Indigenous Literature

Editor’s Pick

La tarde de los sucesos definitivos by Carlos Manuel Álvarez

Carlos Manuel Álvarez debuted with a collection of seven short stories that, taken together, form the emotional geography of Havana, where its characters cross paths in the narrow streets, on the Malecón or in the beca (a student dormitory). Far from enchanting, this is a brutal look at migrations, broken relationships, and slippery slopes. Even though the Chilean author Enrique Lihn and the Cuban poet Ángel Escobar – who apparently has not committed suicide, but rather chosen to open a bookstore in some parallel, invisible world – make appearances, this book manages not to step in the footprints of previous generations. Rather, it walks its own path: that of contemporary Cuba and the children of the nineties. La tarde de los sucesos definitivos does not hesitate to be experimental, but at the same time it does not fear to propose a prose based in realism and pushed forward naturally in a way that only one who trusts in his own talent can accomplish.

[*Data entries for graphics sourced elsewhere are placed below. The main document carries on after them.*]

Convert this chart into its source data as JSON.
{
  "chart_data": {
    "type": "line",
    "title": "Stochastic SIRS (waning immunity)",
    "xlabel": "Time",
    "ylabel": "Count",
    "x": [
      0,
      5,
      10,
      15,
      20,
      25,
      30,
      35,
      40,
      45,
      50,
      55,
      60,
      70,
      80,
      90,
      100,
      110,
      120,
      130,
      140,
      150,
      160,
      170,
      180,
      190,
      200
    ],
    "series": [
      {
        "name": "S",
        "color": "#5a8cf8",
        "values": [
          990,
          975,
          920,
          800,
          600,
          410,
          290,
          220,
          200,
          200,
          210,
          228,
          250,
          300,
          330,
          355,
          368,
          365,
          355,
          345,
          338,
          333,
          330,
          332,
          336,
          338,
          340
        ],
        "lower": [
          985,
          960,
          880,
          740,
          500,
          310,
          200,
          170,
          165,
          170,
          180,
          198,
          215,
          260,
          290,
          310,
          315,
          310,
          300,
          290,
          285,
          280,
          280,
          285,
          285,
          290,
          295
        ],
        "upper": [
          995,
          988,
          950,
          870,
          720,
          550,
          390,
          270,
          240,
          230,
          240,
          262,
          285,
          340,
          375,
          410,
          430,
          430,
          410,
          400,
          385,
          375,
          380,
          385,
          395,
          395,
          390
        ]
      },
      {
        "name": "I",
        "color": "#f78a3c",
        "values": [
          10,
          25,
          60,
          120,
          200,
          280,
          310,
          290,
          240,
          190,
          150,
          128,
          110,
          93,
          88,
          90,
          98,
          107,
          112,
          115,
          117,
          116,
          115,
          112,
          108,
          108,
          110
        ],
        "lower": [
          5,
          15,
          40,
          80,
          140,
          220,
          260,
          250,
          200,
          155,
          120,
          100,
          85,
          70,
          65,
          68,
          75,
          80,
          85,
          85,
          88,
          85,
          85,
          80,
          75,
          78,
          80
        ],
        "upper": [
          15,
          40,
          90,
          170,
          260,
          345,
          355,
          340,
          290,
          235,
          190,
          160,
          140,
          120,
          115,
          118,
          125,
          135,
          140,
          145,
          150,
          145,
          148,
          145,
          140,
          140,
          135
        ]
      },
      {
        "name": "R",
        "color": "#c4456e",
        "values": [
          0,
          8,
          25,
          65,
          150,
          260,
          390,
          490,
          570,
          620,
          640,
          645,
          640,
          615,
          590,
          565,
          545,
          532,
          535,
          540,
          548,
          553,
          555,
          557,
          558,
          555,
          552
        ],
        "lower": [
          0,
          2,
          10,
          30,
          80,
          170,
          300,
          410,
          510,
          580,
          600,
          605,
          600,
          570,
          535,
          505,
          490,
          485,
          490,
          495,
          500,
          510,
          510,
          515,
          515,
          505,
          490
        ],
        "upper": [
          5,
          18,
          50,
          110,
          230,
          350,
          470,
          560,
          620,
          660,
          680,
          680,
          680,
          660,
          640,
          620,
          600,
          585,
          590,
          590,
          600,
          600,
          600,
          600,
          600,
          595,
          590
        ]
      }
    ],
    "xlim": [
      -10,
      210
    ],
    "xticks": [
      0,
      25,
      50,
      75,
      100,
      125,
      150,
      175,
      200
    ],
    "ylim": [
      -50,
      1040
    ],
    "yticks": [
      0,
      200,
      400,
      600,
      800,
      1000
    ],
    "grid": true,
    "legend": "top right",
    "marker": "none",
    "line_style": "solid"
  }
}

Amora by Natalia Borges Polesso

It would be unfair to state that the stories found in Amora are merely about homosexual relationships between women. Marvel, surprise and fear are also found in the text. We find ourselves beside ourselves, above all when the book departs from the bounds of normalcy and is allowed to explore challenges and to change the impossible, continuing with its transformative process. It is necessary to advance and explore the unknown, destabilizing all structures so that one can ultimately arrive at the calm of honest living.